PEMBERKASAN ARSIP DI DINAS PENDIDIKAN PEMUDA DAN OLAHRAGA DAERAH ISTIMEWA YOGYAKARTA
SANDY JALU MAHARDIKA, Julianto Ibrahim, S.S., M.Hum.
2018 | Tugas Akhir | D3 KEARSIPANLaporan Tugas Akhir ini berjudul Pemberkasan di Dinas Pendidikan Pemuda dan Olahraga Daerah Istimewa Yogyakarta merupakan hasil pengumpulan data dari Praktik Kerja Lapangan yang dilaksanakan di Dinas Pendidikan Pemuda dan Olahraga Daerah Istimewa Yogyakarta. Tujuan Praktik Kerja Lapangan ini untuk mengetahui sistem pemberkasan, sarana yang digunakan dan kendala yang dihadapi dalam proses pemberkasan di Dinas Pendidikan Pemuda dan Olahraga Daerah Istimewa Yogyakarta. Terdapat tiga metode yang digunakan dalam penyusunan Laporan Tugas Akhir ini yaitu observasi partisipatif, wawancara, dan studi pustaka. Metode observasi yaitu teknik pengumpulan data dengan mengadakan pengamatan langsung terhadap pemberkasan dinamis aktif yang ada di Dinas Pendidikan Pemuda dan Olahraga Daerah Istimewa Yogyakarta. Metode wawancara yaitu metode pengumpulan data yang bertujuan untuk melengkapi data-data yang kurang sempurna dan mendapatkan informasi yang lebih lengkap dari narasumber yang ahli dalam bidangnya. Metode studi pustaka dilakukan dengan cara pengumpulan data yang berkaitan dengan pemberkasan arsip dinamis aktif melalui berbagai sumber bahan pustaka. Kesimpulan Tugas Akhir ini adalah pemberkasan di Dinas Pendidikan Pemuda dan Olahraga meliputi menentukan indeks (mengindeks), menentukan kode klasifikasi, mensortir, membuat daftar arsip, dan terakhir penyimpanan dalam filing cabinet, kurangnya pemahaman pegawai dalam pengklasifikasian arsip. Sistem yang digunakan merupakan sistem subyek atau masalah dengan menggunakan kode klasifikasi angka. Sarana yang digunakan dalam pemberkasan arsip dinamis aktif terdiri dari Guide atau sekat, Map Gantung, Alat Tulis Kantor (ATK), Laptop, Printer, dan Filling Cabinet. Saran untuk Dinas Pendidikan Pemuda dan Olahraga dalam pengelolaan kearsipan adalah para pegawai harus lebih mencermati dan memahami isi pokok yang terkandung dalam arsip, sehingga akan lebih mudah dalam mengklasifikasi arsip berdasarkan kode pemasalahan dalam pola klasifikasi dan hal yang paling utama adalah meningkatkan kemampuan sumber daya manusia yang berkompoten dalam dunia kearsipan.
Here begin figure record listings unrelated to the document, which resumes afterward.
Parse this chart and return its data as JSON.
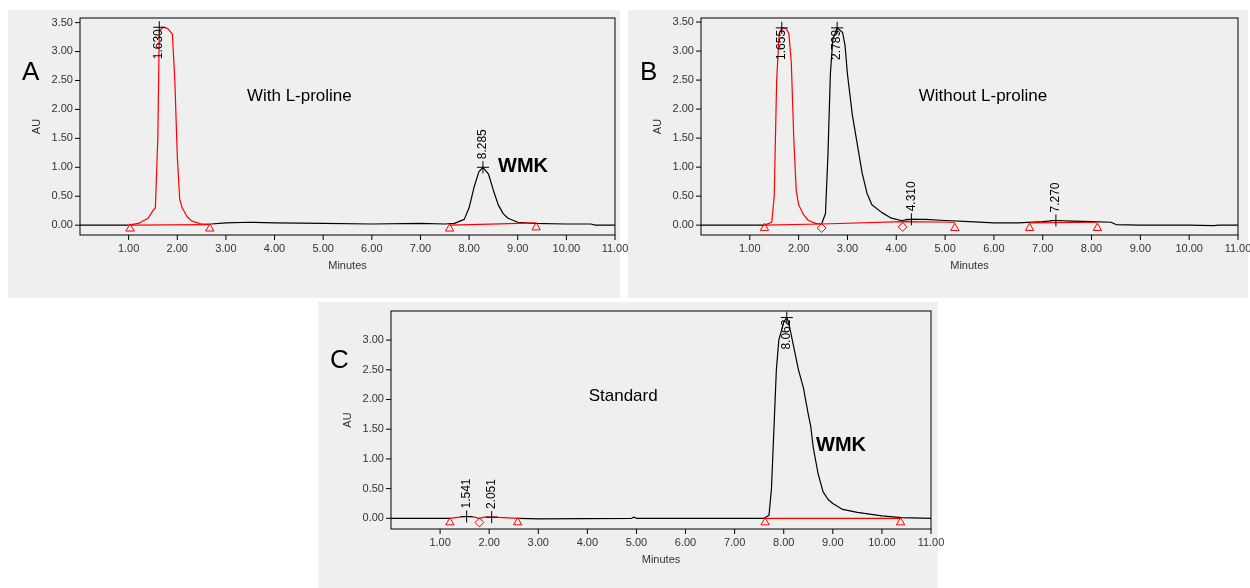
{
  "chart_data": [
    {
      "type": "line",
      "title": "With L-proline",
      "xlabel": "Minutes",
      "ylabel": "AU",
      "xlim": [
        0,
        11
      ],
      "ylim": [
        -0.17,
        3.58
      ],
      "xticks": [
        {
          "value": 1,
          "label": "1.00"
        },
        {
          "value": 2,
          "label": "2.00"
        },
        {
          "value": 3,
          "label": "3.00"
        },
        {
          "value": 4,
          "label": "4.00"
        },
        {
          "value": 5,
          "label": "5.00"
        },
        {
          "value": 6,
          "label": "6.00"
        },
        {
          "value": 7,
          "label": "7.00"
        },
        {
          "value": 8,
          "label": "8.00"
        },
        {
          "value": 9,
          "label": "9.00"
        },
        {
          "value": 10,
          "label": "10.00"
        },
        {
          "value": 11,
          "label": "11.00"
        }
      ],
      "yticks": [
        {
          "value": 0,
          "label": "0.00"
        },
        {
          "value": 0.5,
          "label": "0.50"
        },
        {
          "value": 1,
          "label": "1.00"
        },
        {
          "value": 1.5,
          "label": "1.50"
        },
        {
          "value": 2,
          "label": "2.00"
        },
        {
          "value": 2.5,
          "label": "2.50"
        },
        {
          "value": 3,
          "label": "3.00"
        },
        {
          "value": 3.5,
          "label": "3.50"
        }
      ],
      "series": [
        {
          "type": "line",
          "color": "#000000",
          "x": [
            0,
            0.5,
            1.0,
            1.01,
            2.7,
            3.0,
            3.5,
            4.0,
            5.0,
            6.0,
            7.0,
            7.5,
            7.7,
            7.9,
            8.0,
            8.1,
            8.2,
            8.285,
            8.4,
            8.5,
            8.6,
            8.7,
            8.8,
            9.0,
            9.3,
            10.0,
            10.5,
            10.6,
            11.0
          ],
          "values": [
            0,
            0,
            0,
            null,
            0.02,
            0.04,
            0.05,
            0.04,
            0.03,
            0.02,
            0.03,
            0.02,
            0.03,
            0.1,
            0.3,
            0.65,
            0.92,
            1.0,
            0.88,
            0.6,
            0.35,
            0.2,
            0.12,
            0.05,
            0.03,
            0.02,
            0.02,
            0,
            0
          ]
        },
        {
          "type": "line",
          "color": "#ff0000",
          "x": [
            1.0,
            1.2,
            1.4,
            1.5,
            1.55,
            1.6,
            1.63,
            1.7,
            1.8,
            1.9,
            1.95,
            2.0,
            2.05,
            2.1,
            2.2,
            2.3,
            2.5,
            2.7
          ],
          "values": [
            0,
            0.03,
            0.12,
            0.25,
            0.3,
            1.5,
            3.35,
            3.42,
            3.4,
            3.3,
            2.5,
            1.2,
            0.45,
            0.3,
            0.15,
            0.07,
            0.02,
            0.02
          ]
        },
        {
          "type": "line",
          "color": "#ff0000",
          "x": [
            1.03,
            2.67,
            2.68,
            7.6,
            9.38
          ],
          "values": [
            0,
            0.01,
            null,
            0,
            0.04
          ]
        },
        {
          "type": "scatter",
          "marker": "triangle",
          "color": "#ff0000",
          "x": [
            1.03,
            2.67,
            7.6,
            9.38
          ],
          "values": [
            -0.06,
            -0.06,
            -0.06,
            -0.04
          ]
        },
        {
          "type": "scatter",
          "marker": "cross",
          "color": "#000000",
          "x": [
            1.63,
            8.285
          ],
          "values": [
            3.42,
            1.0
          ]
        }
      ],
      "annotations": [
        "A",
        "WMK",
        {
          "text": "1.630",
          "x": 1.63,
          "y": 3.42
        },
        {
          "text": "8.285",
          "x": 8.285,
          "y": 1.0
        }
      ]
    },
    {
      "type": "line",
      "title": "Without L-proline",
      "xlabel": "Minutes",
      "ylabel": "AU",
      "xlim": [
        0,
        11
      ],
      "ylim": [
        -0.17,
        3.57
      ],
      "xticks": [
        {
          "value": 1,
          "label": "1.00"
        },
        {
          "value": 2,
          "label": "2.00"
        },
        {
          "value": 3,
          "label": "3.00"
        },
        {
          "value": 4,
          "label": "4.00"
        },
        {
          "value": 5,
          "label": "5.00"
        },
        {
          "value": 6,
          "label": "6.00"
        },
        {
          "value": 7,
          "label": "7.00"
        },
        {
          "value": 8,
          "label": "8.00"
        },
        {
          "value": 9,
          "label": "9.00"
        },
        {
          "value": 10,
          "label": "10.00"
        },
        {
          "value": 11,
          "label": "11.00"
        }
      ],
      "yticks": [
        {
          "value": 0,
          "label": "0.00"
        },
        {
          "value": 0.5,
          "label": "0.50"
        },
        {
          "value": 1,
          "label": "1.00"
        },
        {
          "value": 1.5,
          "label": "1.50"
        },
        {
          "value": 2,
          "label": "2.00"
        },
        {
          "value": 2.5,
          "label": "2.50"
        },
        {
          "value": 3,
          "label": "3.00"
        },
        {
          "value": 3.5,
          "label": "3.50"
        }
      ],
      "series": [
        {
          "type": "line",
          "color": "#000000",
          "x": [
            0,
            0.7,
            1.3,
            1.31,
            2.47,
            2.55,
            2.6,
            2.65,
            2.7,
            2.789,
            2.9,
            2.95,
            3.0,
            3.1,
            3.2,
            3.3,
            3.4,
            3.5,
            3.7,
            3.9,
            4.1,
            4.31,
            4.6,
            5.0,
            5.5,
            6.0,
            6.5,
            7.0,
            7.27,
            7.6,
            8.0,
            8.4,
            8.5,
            9.0,
            10.0,
            10.5,
            10.6,
            11.0
          ],
          "values": [
            0,
            0,
            0,
            null,
            0.02,
            0.2,
            1.2,
            2.6,
            3.2,
            3.4,
            3.32,
            3.1,
            2.6,
            1.9,
            1.4,
            0.9,
            0.55,
            0.35,
            0.22,
            0.12,
            0.08,
            0.1,
            0.1,
            0.08,
            0.06,
            0.04,
            0.04,
            0.06,
            0.08,
            0.07,
            0.06,
            0.05,
            0.01,
            0,
            0,
            -0.01,
            0,
            0
          ]
        },
        {
          "type": "line",
          "color": "#ff0000",
          "x": [
            1.3,
            1.45,
            1.5,
            1.55,
            1.6,
            1.655,
            1.75,
            1.8,
            1.85,
            1.9,
            1.95,
            2.0,
            2.1,
            2.2,
            2.35,
            2.47
          ],
          "values": [
            0,
            0.05,
            0.5,
            2.5,
            3.3,
            3.4,
            3.38,
            3.3,
            2.8,
            1.5,
            0.6,
            0.35,
            0.18,
            0.08,
            0.03,
            0.02
          ]
        },
        {
          "type": "line",
          "color": "#ff0000",
          "x": [
            1.3,
            2.47,
            4.13,
            5.2,
            5.21,
            6.73,
            8.12
          ],
          "values": [
            0,
            0.02,
            0.06,
            0.05,
            null,
            0.04,
            0.05
          ]
        },
        {
          "type": "scatter",
          "marker": "triangle",
          "color": "#ff0000",
          "x": [
            1.3,
            5.2,
            6.73,
            8.12
          ],
          "values": [
            -0.05,
            -0.05,
            -0.05,
            -0.05
          ]
        },
        {
          "type": "scatter",
          "marker": "diamond",
          "color": "#ff0000",
          "x": [
            2.47,
            4.13
          ],
          "values": [
            -0.05,
            -0.03
          ]
        },
        {
          "type": "scatter",
          "marker": "cross",
          "color": "#000000",
          "x": [
            1.655,
            2.789,
            4.31,
            7.27
          ],
          "values": [
            3.4,
            3.4,
            0.1,
            0.08
          ]
        }
      ],
      "annotations": [
        "B",
        {
          "text": "1.655",
          "x": 1.655,
          "y": 3.4
        },
        {
          "text": "2.789",
          "x": 2.789,
          "y": 3.4
        },
        {
          "text": "4.310",
          "x": 4.31,
          "y": 0.1
        },
        {
          "text": "7.270",
          "x": 7.27,
          "y": 0.08
        }
      ]
    },
    {
      "type": "line",
      "title": "Standard",
      "xlabel": "Minutes",
      "ylabel": "AU",
      "xlim": [
        0,
        11
      ],
      "ylim": [
        -0.18,
        3.49
      ],
      "xticks": [
        {
          "value": 1,
          "label": "1.00"
        },
        {
          "value": 2,
          "label": "2.00"
        },
        {
          "value": 3,
          "label": "3.00"
        },
        {
          "value": 4,
          "label": "4.00"
        },
        {
          "value": 5,
          "label": "5.00"
        },
        {
          "value": 6,
          "label": "6.00"
        },
        {
          "value": 7,
          "label": "7.00"
        },
        {
          "value": 8,
          "label": "8.00"
        },
        {
          "value": 9,
          "label": "9.00"
        },
        {
          "value": 10,
          "label": "10.00"
        },
        {
          "value": 11,
          "label": "11.00"
        }
      ],
      "yticks": [
        {
          "value": 0,
          "label": "0.00"
        },
        {
          "value": 0.5,
          "label": "0.50"
        },
        {
          "value": 1,
          "label": "1.00"
        },
        {
          "value": 1.5,
          "label": "1.50"
        },
        {
          "value": 2,
          "label": "2.00"
        },
        {
          "value": 2.5,
          "label": "2.50"
        },
        {
          "value": 3,
          "label": "3.00"
        }
      ],
      "series": [
        {
          "type": "line",
          "color": "#000000",
          "x": [
            0,
            0.6,
            1.2,
            1.21,
            2.6,
            3.0,
            4.9,
            4.95,
            5.0,
            7.6,
            7.7,
            7.75,
            7.8,
            7.85,
            7.9,
            8.0,
            8.062,
            8.1,
            8.2,
            8.3,
            8.4,
            8.5,
            8.55,
            8.6,
            8.7,
            8.8,
            8.9,
            9.0,
            9.2,
            9.5,
            10.0,
            10.4,
            11.0
          ],
          "values": [
            0,
            0,
            0,
            null,
            0,
            -0.01,
            0,
            0.02,
            0,
            0,
            0.05,
            0.5,
            1.5,
            2.5,
            3.0,
            3.3,
            3.38,
            3.3,
            2.9,
            2.5,
            2.2,
            1.75,
            1.55,
            1.2,
            0.75,
            0.45,
            0.32,
            0.25,
            0.15,
            0.1,
            0.04,
            0.01,
            0
          ]
        },
        {
          "type": "line",
          "color": "#ff0000",
          "x": [
            1.2,
            1.4,
            1.541,
            1.7,
            1.8,
            1.9,
            2.051,
            2.3,
            2.6
          ],
          "values": [
            0,
            0.02,
            0.03,
            0.02,
            0,
            0.02,
            0.02,
            0.01,
            0
          ]
        },
        {
          "type": "line",
          "color": "#ff0000",
          "x": [
            7.62,
            10.38
          ],
          "values": [
            0,
            0
          ]
        },
        {
          "type": "scatter",
          "marker": "triangle",
          "color": "#ff0000",
          "x": [
            1.2,
            2.58,
            7.62,
            10.38
          ],
          "values": [
            -0.07,
            -0.07,
            -0.07,
            -0.07
          ]
        },
        {
          "type": "scatter",
          "marker": "diamond",
          "color": "#ff0000",
          "x": [
            1.8
          ],
          "values": [
            -0.07
          ]
        },
        {
          "type": "scatter",
          "marker": "cross",
          "color": "#000000",
          "x": [
            1.541,
            2.051,
            8.062
          ],
          "values": [
            0.03,
            0.02,
            3.38
          ]
        }
      ],
      "annotations": [
        "C",
        "WMK",
        {
          "text": "1.541",
          "x": 1.541,
          "y": 0.03
        },
        {
          "text": "2.051",
          "x": 2.051,
          "y": 0.02
        },
        {
          "text": "8.062",
          "x": 8.062,
          "y": 3.38
        }
      ]
    }
  ]
}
This Final Report entitled Filing System in Dinas Pendidikan Pemuda dan Olahraga Daerah Istimewa Yogyakarta is the result of data collection from the Field Work Practice held in the Office of Youth and Sports Education Special Region of Yogyakarta. The purpose of this Field Work Practice is to know the system of filing, the means used and the obstacles encountered in the process of filing in the Office of Education Youth and Sports Daerah Istimewa Yogyakarta. There are three methods used in the preparation of this Final Report is the observatory participation, interview, and literature study. Observatory participation method is data collection technique by conducting direct observation to Filing System in Dinas Pendidikan Pemuda dan Olahraga. Interview method is data collection method that aims to complete the data is less perfect and get more complete information from resourceful experts in the field. Library study method is done by collecting data related to the filing of active dynamic archives through various sources of library resources. The conclusion of this Final Project is the Filing System in Dinas Pendidikan Pemuda dan Olahraga Daerah Istimewa Yogyakarta includes determining index (indexing), determining the classification code, sorting, list of archives, and the last storage in filing cabinet, lack of understanding of employees in the classification of archives. The system used is a subject system or problem using numeric code number. The tools used in the filing of an active dynamic archive consist of Guides or Bags, Hanging Folders, Office Stationery (ATK), Laptops, Printers, and Filling Cabinets. Suggestions for the Filing System in Dinas Pendidikan Pemuda dan Olahraga in archival management are the employees should be more careful and understand the basic content contained in the archive, so it will be easier in classifying the archive based on the code problem in the pattern of classification and the most important thing is to improve the ability of human resources competent in the world of archives.